The city of Wixom has bid adieu to 20-year veteran police Detective Gary Hamlin, one of the fearless few who stormed the Ford Motor Co.’s Wixom assembly plant in late 1996 to take down a shooter responsible for a murder.
Hamlin recently retired after a 26-year stint with the Wixom police force. One of the milestones of his career occurred on Nov. 14, 1996 when he received a call just before lunch that there were shots fired at the Ford plant.
“By the time I got to the plant the security officer rushed out to tell me there was a guy inside with an assault rifle,” Hamlin, 52, said. “The whole front of the building was shot out. There was glass everywhere.”
Hamlin saw the gunman in plain view and he, along with backup, trailed the suspect down a long, winding hallway.
“It’s surreal when I think of it — then he dropped on one knee and started shooting,” Hamlin said. “I shot back and he took off running. I chased him through the plant and he exited out the back and barricaded himself behind a berm.”
Hamlin and other officers exchanged gunfire with the suspect and patiently waited out the situation for three hours.
“I remember I was freezing to death,” Hamlin said. “He (the suspect) went into the drain tunnels. Then he came out and was shooting at news helicopters. He finally gave up since the SWAT teams and sheriff’s department armored vehicles were there.”
But shooter Gerald Atkins, a 29-year-old Wixom resident at the time, left death and destruction in his wake. Plant Manager Darrell Izzard, 59, was shot in the chest.
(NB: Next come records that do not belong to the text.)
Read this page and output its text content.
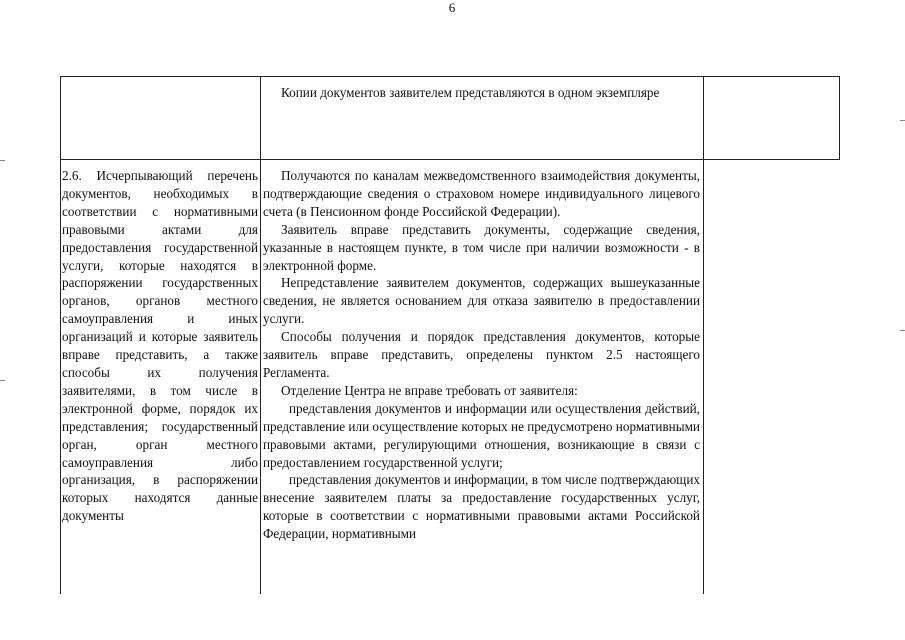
6

Копии документов заявителем представляются в одном экземпляре

2.6. Исчерпывающий перечень документов, необходимых в соответствии с нормативными правовыми актами для предоставления государственной услуги, которые находятся в распоряжении государственных органов, органов местного самоуправления и иных организаций и которые заявитель вправе представить, а также способы их получения заявителями, в том числе в электронной форме, порядок их представления; государственный орган, орган местного самоуправления либо организация, в распоряжении которых находятся данные документы

Получаются по каналам межведомственного взаимодействия документы, подтверждающие сведения о страховом номере индивидуального лицевого счета (в Пенсионном фонде Российской Федерации).

Заявитель вправе представить документы, содержащие сведения, указанные в настоящем пункте, в том числе при наличии возможности - в электронной форме.

Непредставление заявителем документов, содержащих вышеуказанные сведения, не является основанием для отказа заявителю в предоставлении услуги.

Способы получения и порядок представления документов, которые заявитель вправе представить, определены пунктом 2.5 настоящего Регламента.

Отделение Центра не вправе требовать от заявителя:

представления документов и информации или осуществления действий, представление или осуществление которых не предусмотрено нормативными правовыми актами, регулирующими отношения, возникающие в связи с предоставлением государственной услуги;

представления документов и информации, в том числе подтверждающих внесение заявителем платы за предоставление государственных услуг, которые в соответствии с нормативными правовыми актами Российской Федерации, нормативными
Atkins later told Hamlin he found Izzard under his desk wounded and had to take the “kill” shot.
“Darrell thought he could talk to him, but (Atkins) opened fired on him,” Hamlin said.
Another contractual employee and two deputies were shot at the scene also, but survived.
Atkins is serving a life sentence without parole in Michigan’s Alger Correctional Facility in Munising after being convicted of first-degree murder and several other charges. He never worked at the Ford plant, but reportedly attacked the facility about a week after being turned away by plant security guards while trying to enter the facility to propose to a woman he had met at an area bar six weeks earlier.
Hamlin received the Michigan Association of Chiefs of Police medal of honor for his actions and was invited to Washington D.C. as one of the “top cops” that year.
“Gary prevented more people from being shot at that incident,” said Wixom Public Safety Director Clarence Goodlein. “He helped drive the suspect out of the building.
“There’s probably only a few men who are more loyal, committed, and courageous as Gary Hamlin,” Goodlein said.
Hamlin’s last day of service was June 29.
“It was my time to go,” he said. “I’m sure I’ll find something else to do down the road. Wixom was the best thing that ever happened to me.
“I will probably look for a part-time job — something police-related,” he said. “I used to be a tree trimmer before going into police work and I tinker with carpentry and am handy with just about anything, so we will see.”
The son of a Detroit police officer, Gary Hamlin, Sr., Hamlin began his tenure as a police officer in Wixom in December 1986. He was promoted to sergeant in November 2005.
During that year he encountered another suspect brandishing a gun. Hamlin disarmed the man without incident and as a result received an distinguished services citation for his actions.
Hamlin was appointed detective sergeant in January 2007. He was in charge of all investigations within the city until the time he retired.
“He had much policing and investigative experience,” Goodlein said. “He provided so much to the officers and staff through his leadership. I could go on and on about his service — he will be sorely missed.”
In addition to his quick thinking and bravery, Hamlin is known and respected as a humble and sincere guy.
“In addition to his accomplishments, he is always a regular, down to earth guy,” Goodlein said.
Hamlin and his wife, Theresa, have two college-age children, Sarah and Matthew.
The Wixom Police Department is made up of 19 sworn officers, two of them detectives. Hamlin’s position will remain vacant for now.